What it’s like to stay alive as the virus charts its fatal course through a home for the elderly in one of the worst-hit neighborhoods in the Bronx.
When someone in the building died, a notice was often taped to a window in the lobby: “WE REGRET TO ANNOUNCE THE PASSING OF OUR FRIEND….” The signs did not say how or where the friend had died, and because they were eventually removed, they could be easy to miss. In March, as these names began to appear more frequently at Bronxwood, an assisted living facility in New York, Varahn Chamblee tried to keep track. Varahn, who had lived at Bronxwood for almost a year, was president of its resident council. Her neighbors admired her poise and quiet confidence. She spoke regularly with management, but as the coronavirus swept through the five-story building, they told her as little about its progress as they told anyone else.
Some residents estimated that 25 people had died — that was the number Varahn had heard — but others thought the toll had to be higher.
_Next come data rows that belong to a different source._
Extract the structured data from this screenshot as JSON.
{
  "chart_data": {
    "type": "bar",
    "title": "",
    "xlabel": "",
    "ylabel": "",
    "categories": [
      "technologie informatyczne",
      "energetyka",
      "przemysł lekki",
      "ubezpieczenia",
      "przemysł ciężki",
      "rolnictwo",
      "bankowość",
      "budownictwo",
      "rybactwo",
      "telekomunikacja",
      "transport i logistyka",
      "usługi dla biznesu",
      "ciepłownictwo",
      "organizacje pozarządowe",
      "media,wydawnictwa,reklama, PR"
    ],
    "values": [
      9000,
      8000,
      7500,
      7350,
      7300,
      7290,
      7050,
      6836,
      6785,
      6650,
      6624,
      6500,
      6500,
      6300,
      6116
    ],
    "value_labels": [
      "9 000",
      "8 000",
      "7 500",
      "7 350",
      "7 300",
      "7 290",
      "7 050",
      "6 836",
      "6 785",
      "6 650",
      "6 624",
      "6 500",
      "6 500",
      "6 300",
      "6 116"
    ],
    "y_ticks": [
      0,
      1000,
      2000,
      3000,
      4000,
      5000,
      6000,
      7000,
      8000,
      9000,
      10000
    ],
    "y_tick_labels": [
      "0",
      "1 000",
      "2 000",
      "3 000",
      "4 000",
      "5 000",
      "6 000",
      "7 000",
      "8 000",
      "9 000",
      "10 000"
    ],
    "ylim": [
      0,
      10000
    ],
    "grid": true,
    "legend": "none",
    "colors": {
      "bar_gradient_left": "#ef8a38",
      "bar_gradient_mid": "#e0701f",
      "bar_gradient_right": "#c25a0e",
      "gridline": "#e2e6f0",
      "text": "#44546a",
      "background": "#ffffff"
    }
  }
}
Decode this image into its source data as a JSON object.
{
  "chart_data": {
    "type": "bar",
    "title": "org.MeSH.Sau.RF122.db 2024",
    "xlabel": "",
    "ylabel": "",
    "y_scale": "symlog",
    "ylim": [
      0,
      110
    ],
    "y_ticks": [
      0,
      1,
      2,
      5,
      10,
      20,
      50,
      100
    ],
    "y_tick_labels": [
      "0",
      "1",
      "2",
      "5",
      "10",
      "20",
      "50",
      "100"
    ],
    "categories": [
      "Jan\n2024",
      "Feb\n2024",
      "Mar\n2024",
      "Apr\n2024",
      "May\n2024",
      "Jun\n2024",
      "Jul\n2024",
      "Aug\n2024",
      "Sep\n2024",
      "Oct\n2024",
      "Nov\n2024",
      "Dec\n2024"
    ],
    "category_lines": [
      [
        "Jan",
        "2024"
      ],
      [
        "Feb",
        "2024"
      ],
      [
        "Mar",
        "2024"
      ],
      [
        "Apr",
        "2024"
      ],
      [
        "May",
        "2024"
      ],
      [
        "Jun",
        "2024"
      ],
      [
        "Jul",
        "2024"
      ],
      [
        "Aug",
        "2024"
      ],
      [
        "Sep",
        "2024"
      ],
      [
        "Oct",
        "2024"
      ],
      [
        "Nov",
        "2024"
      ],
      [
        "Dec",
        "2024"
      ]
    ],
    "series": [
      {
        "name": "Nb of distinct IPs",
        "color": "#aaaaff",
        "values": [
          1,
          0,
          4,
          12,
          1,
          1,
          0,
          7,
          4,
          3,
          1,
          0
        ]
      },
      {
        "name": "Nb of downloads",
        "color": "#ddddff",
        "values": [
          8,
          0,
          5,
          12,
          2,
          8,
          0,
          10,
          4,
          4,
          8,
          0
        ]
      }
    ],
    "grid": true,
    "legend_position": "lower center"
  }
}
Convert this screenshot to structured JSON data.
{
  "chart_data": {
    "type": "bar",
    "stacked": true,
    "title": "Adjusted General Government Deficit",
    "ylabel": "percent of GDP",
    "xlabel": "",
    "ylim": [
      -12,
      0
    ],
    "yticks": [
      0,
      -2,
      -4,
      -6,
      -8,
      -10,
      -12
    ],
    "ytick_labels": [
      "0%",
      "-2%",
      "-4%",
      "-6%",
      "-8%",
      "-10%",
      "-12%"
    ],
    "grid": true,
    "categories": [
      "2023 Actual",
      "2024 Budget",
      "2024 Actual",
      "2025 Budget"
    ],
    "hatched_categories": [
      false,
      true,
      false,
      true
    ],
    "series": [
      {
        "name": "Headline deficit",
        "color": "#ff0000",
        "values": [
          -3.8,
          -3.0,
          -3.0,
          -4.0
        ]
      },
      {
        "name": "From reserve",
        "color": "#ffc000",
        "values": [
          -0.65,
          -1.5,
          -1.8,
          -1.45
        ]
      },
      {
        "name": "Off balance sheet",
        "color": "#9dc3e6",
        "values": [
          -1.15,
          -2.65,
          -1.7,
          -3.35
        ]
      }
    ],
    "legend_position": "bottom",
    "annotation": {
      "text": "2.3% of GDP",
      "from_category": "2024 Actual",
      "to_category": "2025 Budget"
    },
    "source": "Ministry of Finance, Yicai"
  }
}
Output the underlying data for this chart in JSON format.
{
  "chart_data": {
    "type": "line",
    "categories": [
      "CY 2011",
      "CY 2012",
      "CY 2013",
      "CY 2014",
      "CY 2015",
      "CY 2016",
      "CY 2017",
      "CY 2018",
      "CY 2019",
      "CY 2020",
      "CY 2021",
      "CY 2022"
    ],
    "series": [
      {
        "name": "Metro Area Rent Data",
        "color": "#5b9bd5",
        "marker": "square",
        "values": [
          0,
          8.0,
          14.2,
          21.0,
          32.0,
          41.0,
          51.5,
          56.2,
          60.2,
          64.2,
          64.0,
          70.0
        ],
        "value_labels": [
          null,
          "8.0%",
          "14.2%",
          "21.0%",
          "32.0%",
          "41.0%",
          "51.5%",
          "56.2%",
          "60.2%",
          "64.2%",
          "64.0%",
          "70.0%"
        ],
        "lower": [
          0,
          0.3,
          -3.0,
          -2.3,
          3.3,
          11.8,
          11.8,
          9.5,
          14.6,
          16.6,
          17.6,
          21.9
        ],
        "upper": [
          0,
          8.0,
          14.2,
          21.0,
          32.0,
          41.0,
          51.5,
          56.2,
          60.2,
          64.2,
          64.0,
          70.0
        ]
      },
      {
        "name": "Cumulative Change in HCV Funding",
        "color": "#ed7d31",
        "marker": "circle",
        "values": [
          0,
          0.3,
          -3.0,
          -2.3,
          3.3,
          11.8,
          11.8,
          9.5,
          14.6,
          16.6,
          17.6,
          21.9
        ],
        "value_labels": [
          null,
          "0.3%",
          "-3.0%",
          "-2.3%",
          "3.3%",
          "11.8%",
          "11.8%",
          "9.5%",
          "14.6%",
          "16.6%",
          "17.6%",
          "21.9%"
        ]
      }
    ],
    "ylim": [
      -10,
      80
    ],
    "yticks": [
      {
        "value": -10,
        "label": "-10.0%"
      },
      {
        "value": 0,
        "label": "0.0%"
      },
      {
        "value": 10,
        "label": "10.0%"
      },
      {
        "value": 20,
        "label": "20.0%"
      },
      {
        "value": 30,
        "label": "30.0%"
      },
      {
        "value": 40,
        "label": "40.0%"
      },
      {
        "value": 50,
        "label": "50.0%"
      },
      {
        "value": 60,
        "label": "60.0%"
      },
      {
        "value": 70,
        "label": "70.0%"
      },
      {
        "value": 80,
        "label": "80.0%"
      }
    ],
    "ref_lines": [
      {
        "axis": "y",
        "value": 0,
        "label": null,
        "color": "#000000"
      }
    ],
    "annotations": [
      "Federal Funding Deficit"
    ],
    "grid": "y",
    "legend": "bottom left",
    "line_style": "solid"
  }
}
There was talk that a man on the second floor had been the first to go, followed by a beloved housekeeper. An administrator known as Mr. Stern called in sick. Around the same time, Varahn noticed that the woman who fed the pigeons had also disappeared.
The New York State Department of Health advises adult care facilities to inform residents about confirmed and suspected COVID-19 cases. But inhabitants of Bronxwood said they were kept in the dark. In the absence of official communication, it was difficult to sort out hearsay from fact. “I was told that it was 42 people,” said Renee Johnson, who lived on the floor above Varahn. “But honestly we don’t know. They are not telling us anything.” When for a couple of weeks Renee herself was bedridden — fatigued and wheezing — there were rumors that she, too, had passed away.